プラントや工場設備が、緊急停止!なんて事につながります。

 

夏を迎える前に、冷却塔の点検はお済でしょうか?

 

冷却水ピットの水位が低下する原因について、お話しします。

よくある冷却水に関する、ご質問は→こちら

 

冷却塔の構造とは?

冷却塔(クーリングタワー)は、水が蒸発するとき周囲の熱を奪う「気化熱」を利用し水を冷やす装置です。
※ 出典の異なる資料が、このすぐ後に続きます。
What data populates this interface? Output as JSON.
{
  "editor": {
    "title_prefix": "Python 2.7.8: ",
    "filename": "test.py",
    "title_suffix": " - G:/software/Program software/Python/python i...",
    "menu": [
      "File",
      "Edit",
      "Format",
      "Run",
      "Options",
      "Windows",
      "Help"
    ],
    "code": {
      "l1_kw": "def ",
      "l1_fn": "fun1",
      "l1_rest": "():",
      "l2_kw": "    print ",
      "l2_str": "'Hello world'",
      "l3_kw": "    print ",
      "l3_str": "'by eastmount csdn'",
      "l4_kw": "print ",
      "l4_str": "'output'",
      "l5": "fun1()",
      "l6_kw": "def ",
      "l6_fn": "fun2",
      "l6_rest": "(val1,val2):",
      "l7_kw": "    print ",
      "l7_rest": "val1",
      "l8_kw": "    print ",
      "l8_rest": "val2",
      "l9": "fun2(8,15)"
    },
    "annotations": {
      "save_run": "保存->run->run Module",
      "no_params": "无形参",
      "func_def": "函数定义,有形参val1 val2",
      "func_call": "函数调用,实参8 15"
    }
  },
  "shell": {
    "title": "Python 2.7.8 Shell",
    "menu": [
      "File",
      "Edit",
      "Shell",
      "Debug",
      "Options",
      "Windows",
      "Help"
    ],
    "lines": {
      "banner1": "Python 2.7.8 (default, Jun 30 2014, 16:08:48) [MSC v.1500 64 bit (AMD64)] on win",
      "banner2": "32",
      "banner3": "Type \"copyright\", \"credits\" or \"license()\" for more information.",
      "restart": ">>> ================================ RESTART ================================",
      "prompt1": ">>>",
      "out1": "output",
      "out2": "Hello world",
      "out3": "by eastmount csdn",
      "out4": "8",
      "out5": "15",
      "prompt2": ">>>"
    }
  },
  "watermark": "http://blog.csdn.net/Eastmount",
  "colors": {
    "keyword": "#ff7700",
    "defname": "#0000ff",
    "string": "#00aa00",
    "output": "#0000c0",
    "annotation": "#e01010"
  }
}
冷却塔の中で水を散水し、冷却ファンが吸い込む風と接触させることで水を蒸発=気化させる仕組みです。

 

蒸発によって水は減りつづけますので、そのぶん補給が必要です。

 

一見、小さな冷却塔でも、1時間あたり数百リットルもの水を蒸発させているんですよ。

 

なぜ、ピットの水位が低下するのか?

多くの設備では、冷却水ピットの水位をボールタップによって保たれています。

 

ボールタップの構造は、空気の入ったボール(ポリ玉)が水面に浮かび、ピットの水位が下がるとボールにつながった本体の弁が自動で開き給水します。冷却水ピットが満水になると弁が閉じ、給水が止まります。

 

ボールタップは、自動給水装置と呼ばれたりもし、冷却塔にとっては重要な部品の一つです。

 

ピットの水位が低下するのは、ボールタップが原因の給水不良が考えられます。

 

ボールタップ給水不足の点検ポイントは?

ピットの水位が低下するのは、ボールタップの給水不良です。

 

水が出なくなる原因は、以下の事が考えられます。

 

・ 元バルブが閉まっている

・ ボール(玉)が引っ掛かり、弁が開かない

・ 内部のストレーナ(金網)の目詰まり

 

多くの原因は、ストレーナ(金網)の目詰まりです。

冷却塔ボールタップ目詰まり

 

ボールタップの上部をスパナで回すとキャップがネジになっており、外すと中に、小さなストレーナが入っています。

クーリングタワー ボールタップ

 

給水配管から流れてくる鉄さびがストレーナに目詰まりし、ボールタップから水が出なくなります。

ストレーナ 目詰まり

 

冷却塔クーリングタワー)で使用するボールタップでは、内部のストレーナ(金網)をはずす事をおススメします。

 

冷却塔メーカーによっては、初めからストレーナを外してある機種もあります。

 

とくに、気温が高い夏場は、冬場と違って水の蒸発量が増えますので、冷却水ピット水位の低下につながります。

 

冷却塔ボールタップ

 

ボールタップ点検のやり方

 

・手でボールを押し下げてみて、給水口より水が大量に出ていますか? ストレーナが詰まっている時は、ボールを押し下げても水がチョロチョロしか出てきません。

 

・ボールを押し上げると、ちゃんと水が止まりますか? 弁のしまりが悪い時は、ボールを上げても水が漏れて止まりません。

 

おかしいな?と思ったら、ボールタップは新品に交換してください。

 

冷却塔(クーリングタワー)で使用するボールタップは、複式がおススメです。

 

単式と違って、複式は、水位の微調整ができます。

 

なかでもお勧めなのが、KKK 兼工業の圧力バランス型ボールタップFWシリーズです。

 

小刻みにボールタップが震えて、給水が止まらないウォーターハンマーバイブレーション(水面の波が影響して起こる現象)が起こりません。

 

冷却塔(クーリングタワー)のボールタップは、日常点検を行うことをお勧めします。